I see recipes for smoked mac & cheese and some say smoked Gouda and some plain.

I plan on putting mine in the smoker. would the smoked Gouda be too much?

Does the dish take on that much smoke flavor in the smoker?

Thanks and any recipe suggestions welcomed

gapi


----------



## b-one (Jul 2, 2017)

Break it into two batches and report your findings!Thumbs Up


----------



## gapi (Jul 2, 2017)

b-one said:


> Break it into two batches and report your findings!


Being there are no other replies with a definitive answer that's whats going to happen.

Thank You.

Instead of one 11" x 9-1/2"x 2-1/2"  pan, I am using two 9" x 5" x 3" pans.

When I grated the two Goudas getting the ready for tomorrow the taste between the two is not a huge difference. I have a feeling they are both going to be killer.

The below will be split up as needed to do the jobs..

    1 (16-ounce) package elbow macaroni
    1/4 cup butter
    1/4 cup all-purpose flour
    3 cups milk
    1 (8-ounce) package cream cheese, cut into large chunks
    1 teaspoon salt
    1/2 teaspoon black pepper
    2 cups (8 ounces) extra sharp Cheddar cheese, shredded
    2 cups (8 ounces) Gouda cheese, shredded
    1 cup (4 ounces) Parmesan cheese, shredded

I'll be smoking two small birds on the bottom rack so they don't drip into the mac & cheese.













7_in_1_600.jpg



__ gapi
__ Feb 7, 2016


----------



## SmokinAl (Jul 3, 2017)

Either way it sounds delicious!

Al


----------



## weev (Jul 3, 2017)

Your recipe sound good    I have made one similar a few times and couldnt tell the difference because it was cooked in the smoker but I have cooked it in the oven and you can tell which one is which that way


----------



## johnmeyer (Jul 3, 2017)

Since you are adding your own smoke, I would think plain gouda would give you a "cleaner" taste. "Smoke on smoke" might create something weird. However, I'll be really interested to hear what you find out when you try it both ways.


----------



## gapi (Jul 4, 2017)

It came out good both ways and I really couldn't tell between them.

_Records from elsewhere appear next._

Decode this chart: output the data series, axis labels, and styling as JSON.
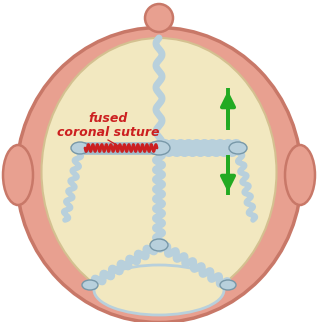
{
  "bg_color": "#ffffff",
  "skin_color": "#e8a090",
  "skin_edge": "#c87868",
  "bone_color": "#f2e8c0",
  "bone_edge": "#d4c090",
  "suture_fill": "#b8d0dc",
  "suture_edge": "#7898a8",
  "fused_color": "#cc2020",
  "label_color": "#cc2020",
  "arrow_color": "#22aa22",
  "figsize": [
    3.18,
    3.22
  ],
  "dpi": 100
}
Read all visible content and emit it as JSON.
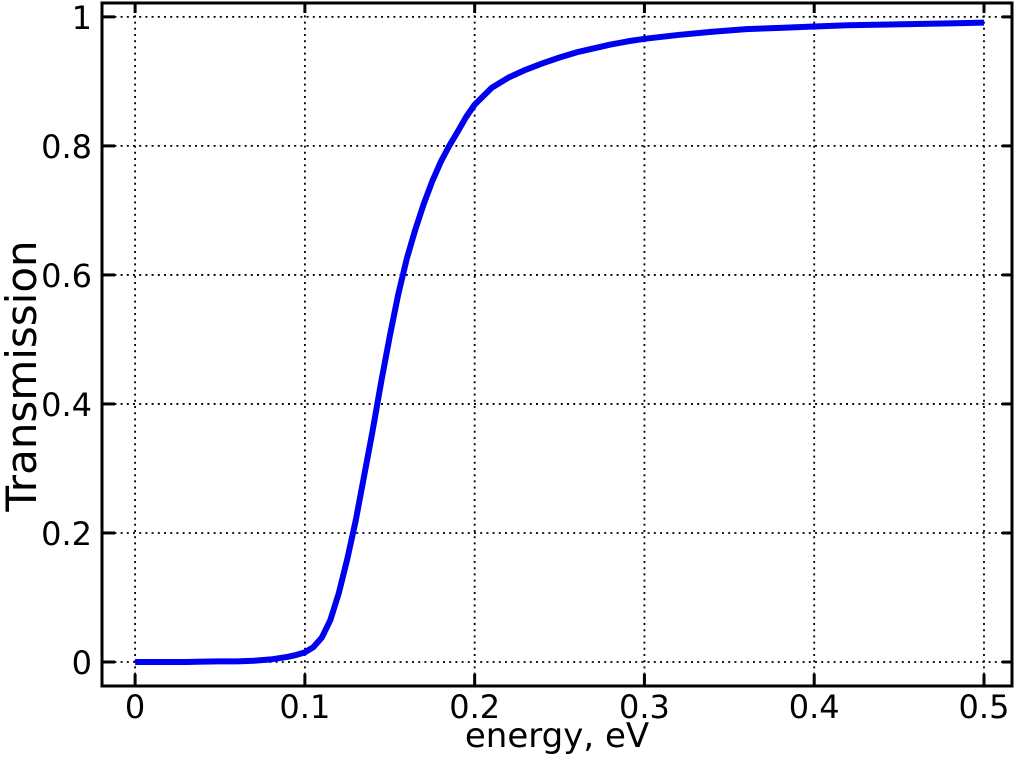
{
  "figure": {
    "background": "#ffffff",
    "frame_color": "#000000",
    "text_color": "#000000"
  },
  "chart_data": {
    "type": "line",
    "title": "",
    "xlabel": "energy, eV",
    "ylabel": "Transmission",
    "xlim": [
      -0.0195,
      0.5165
    ],
    "ylim": [
      -0.0372,
      1.0215
    ],
    "xticks": {
      "values": [
        0,
        0.1,
        0.2,
        0.3,
        0.4,
        0.5
      ],
      "labels": [
        "0",
        "0.1",
        "0.2",
        "0.3",
        "0.4",
        "0.5"
      ]
    },
    "yticks": {
      "values": [
        0,
        0.2,
        0.4,
        0.6,
        0.8,
        1
      ],
      "labels": [
        "0",
        "0.2",
        "0.4",
        "0.6",
        "0.8",
        "1"
      ]
    },
    "grid": {
      "visible": true,
      "style": "dotted",
      "color": "#000000"
    },
    "legend": {
      "visible": false
    },
    "series": [
      {
        "name": "transmission",
        "color": "#0000f0",
        "line_width": 6,
        "points": [
          [
            0.0,
            0.0
          ],
          [
            0.01,
            0.0
          ],
          [
            0.02,
            0.0
          ],
          [
            0.03,
            0.0
          ],
          [
            0.04,
            0.0005
          ],
          [
            0.05,
            0.001
          ],
          [
            0.06,
            0.001
          ],
          [
            0.07,
            0.002
          ],
          [
            0.08,
            0.004
          ],
          [
            0.09,
            0.008
          ],
          [
            0.095,
            0.011
          ],
          [
            0.1,
            0.015
          ],
          [
            0.105,
            0.023
          ],
          [
            0.11,
            0.038
          ],
          [
            0.115,
            0.065
          ],
          [
            0.12,
            0.107
          ],
          [
            0.125,
            0.16
          ],
          [
            0.13,
            0.22
          ],
          [
            0.135,
            0.29
          ],
          [
            0.14,
            0.36
          ],
          [
            0.145,
            0.435
          ],
          [
            0.15,
            0.505
          ],
          [
            0.155,
            0.57
          ],
          [
            0.16,
            0.625
          ],
          [
            0.165,
            0.67
          ],
          [
            0.17,
            0.71
          ],
          [
            0.175,
            0.745
          ],
          [
            0.18,
            0.775
          ],
          [
            0.185,
            0.8
          ],
          [
            0.19,
            0.822
          ],
          [
            0.195,
            0.845
          ],
          [
            0.2,
            0.864
          ],
          [
            0.21,
            0.89
          ],
          [
            0.22,
            0.906
          ],
          [
            0.23,
            0.918
          ],
          [
            0.24,
            0.928
          ],
          [
            0.25,
            0.937
          ],
          [
            0.26,
            0.945
          ],
          [
            0.27,
            0.951
          ],
          [
            0.28,
            0.957
          ],
          [
            0.29,
            0.962
          ],
          [
            0.3,
            0.966
          ],
          [
            0.32,
            0.972
          ],
          [
            0.34,
            0.977
          ],
          [
            0.36,
            0.981
          ],
          [
            0.38,
            0.983
          ],
          [
            0.4,
            0.985
          ],
          [
            0.42,
            0.987
          ],
          [
            0.44,
            0.988
          ],
          [
            0.46,
            0.989
          ],
          [
            0.48,
            0.99
          ],
          [
            0.5,
            0.991
          ]
        ]
      }
    ]
  }
}
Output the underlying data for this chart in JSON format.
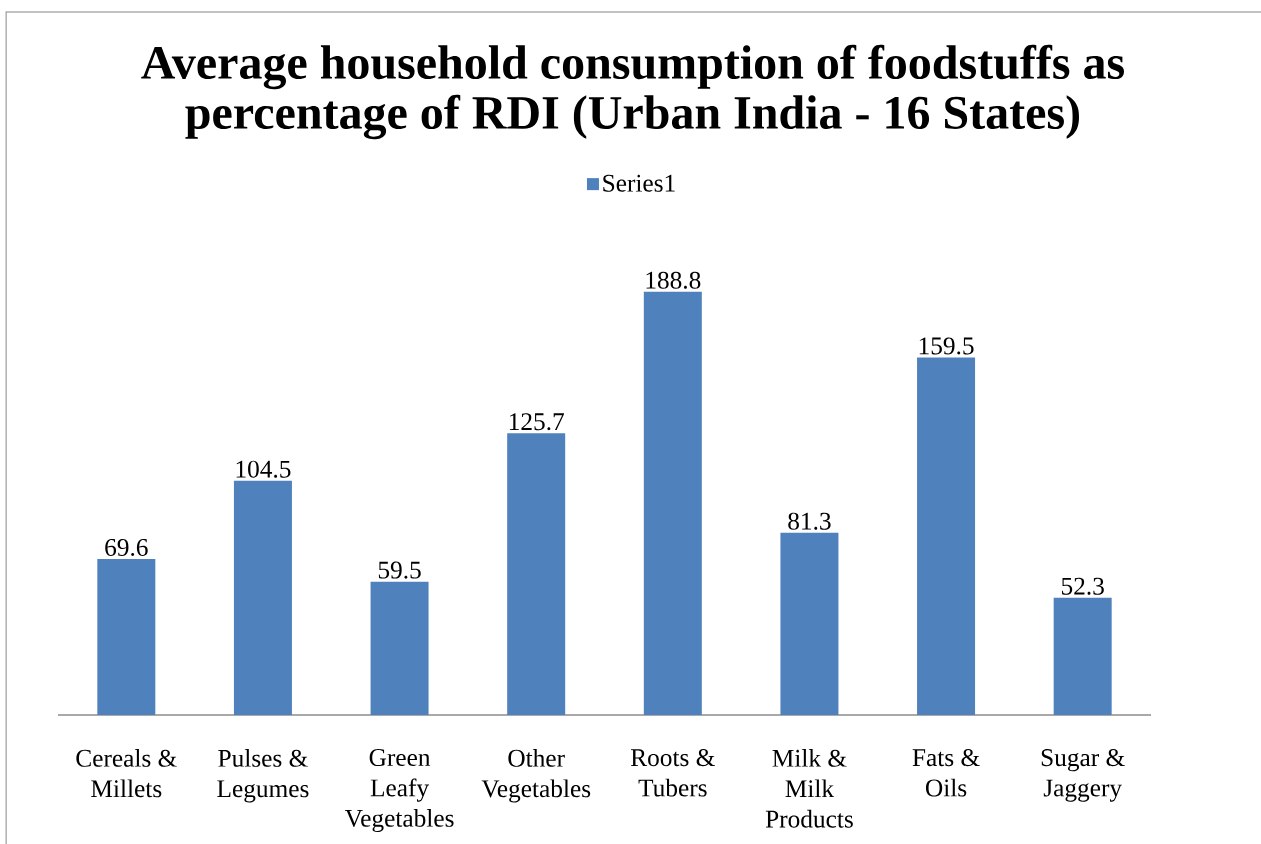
{
  "chart_data": {
    "type": "bar",
    "title": "Average household consumption of foodstuffs as percentage of RDI (Urban India - 16 States)",
    "categories": [
      "Cereals & Millets",
      "Pulses & Legumes",
      "Green Leafy Vegetables",
      "Other Vegetables",
      "Roots & Tubers",
      "Milk & Milk Products",
      "Fats & Oils",
      "Sugar & Jaggery"
    ],
    "series": [
      {
        "name": "Series1",
        "color": "#4f81bd",
        "values": [
          69.6,
          104.5,
          59.5,
          125.7,
          188.8,
          81.3,
          159.5,
          52.3
        ]
      }
    ],
    "data_labels": true,
    "legend": "top"
  }
}
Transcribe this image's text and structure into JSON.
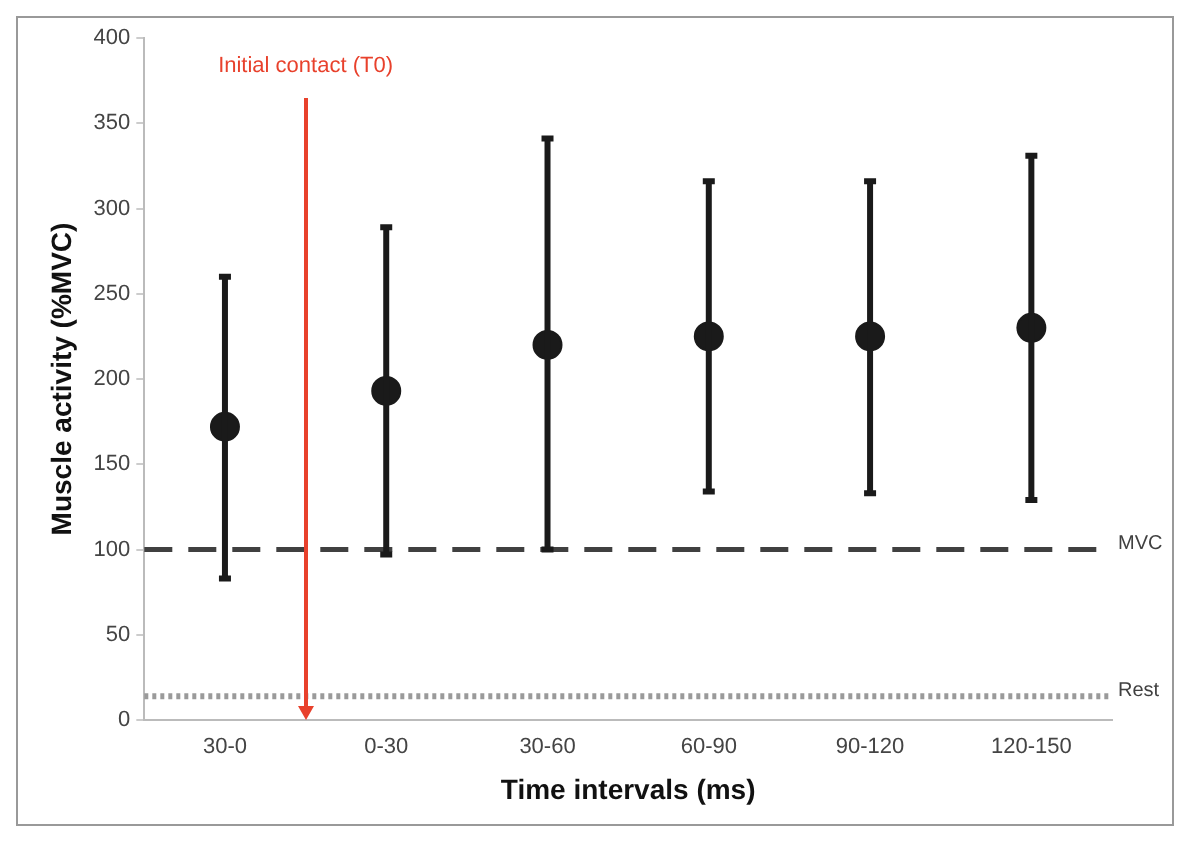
{
  "chart_data": {
    "type": "scatter",
    "xlabel": "Time intervals (ms)",
    "ylabel": "Muscle activity (%MVC)",
    "categories": [
      "30-0",
      "0-30",
      "30-60",
      "60-90",
      "90-120",
      "120-150"
    ],
    "values": [
      172,
      193,
      220,
      225,
      225,
      230
    ],
    "errors": [
      [
        83,
        260
      ],
      [
        97,
        289
      ],
      [
        100,
        341
      ],
      [
        134,
        316
      ],
      [
        133,
        316
      ],
      [
        129,
        331
      ]
    ],
    "color": "#1a1a1a",
    "marker": "circle",
    "ylim": [
      0,
      400
    ],
    "yticks": [
      0,
      50,
      100,
      150,
      200,
      250,
      300,
      350,
      400
    ],
    "grid": false,
    "legend": false,
    "ref_lines": [
      {
        "axis": "y",
        "value": 100,
        "label": "MVC",
        "color": "#404040",
        "line_style": "dashed"
      },
      {
        "axis": "y",
        "value": 14,
        "label": "Rest",
        "color": "#9a9a9a",
        "line_style": "dotted"
      }
    ],
    "annotations": [
      "Initial contact (T0)"
    ]
  }
}
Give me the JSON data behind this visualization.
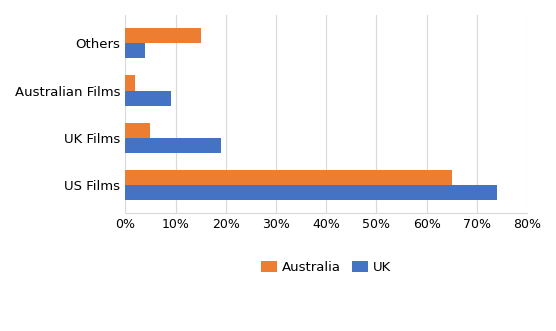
{
  "categories": [
    "US Films",
    "UK Films",
    "Australian Films",
    "Others"
  ],
  "australia": [
    65,
    5,
    2,
    15
  ],
  "uk": [
    74,
    19,
    9,
    4
  ],
  "australia_color": "#ED7D31",
  "uk_color": "#4472C4",
  "xlim": [
    0,
    80
  ],
  "xticks": [
    0,
    10,
    20,
    30,
    40,
    50,
    60,
    70,
    80
  ],
  "bar_height": 0.32,
  "background_color": "#FFFFFF",
  "legend_labels": [
    "Australia",
    "UK"
  ],
  "grid_color": "#D9D9D9",
  "label_fontsize": 9.5,
  "tick_fontsize": 9
}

You can see bacon wrapped chicken livers on the plate as well.

Thanks All.













IMG_20170703_163713.jpg



__ gapi
__ Jul 4, 2017


















IMG_20170703_172418.jpg



__ gapi
__ Jul 4, 2017


















IMG_20170703_173523.jpg



__ gapi
__ Jul 4, 2017


----------



## b-one (Jul 4, 2017)

Hat all looks great!


----------



## griz400 (Jul 4, 2017)

Very nice burn there, looks great -- points to you for that mac an birds


----------



## mattster (Jul 7, 2017)

gapi said:


> I see recipes for smoked mac & cheese and some say smoked Gouda and some plain.
> 
> I plan on putting mine in the smoker. would the smoked Gouda be too much?
> 
> ...


I did 2 batches of M&C this weekend.  first one i did with some plain gouda, and the second with smoked gouda.  there were obviously other cheeses in the recipe i used, but i couldn't tell the difference between them (then again i'm pretty new to this).....although the second batch came out a bit better because i smoked it for about 45 minutes less than the first batch (didn't really have anything to do with the cheeses)


----------



## gapi (Jul 7, 2017)

Thanks All,

Just my 2¢ but the next time I want smoked M&C it will be to only smoked entree in the meal. Smoked meat and side was a little more smoke in a meal than I liked (ate it anyways heh).

Then again I may smoke em both if there is rack space and put the M&C back for another day.


----------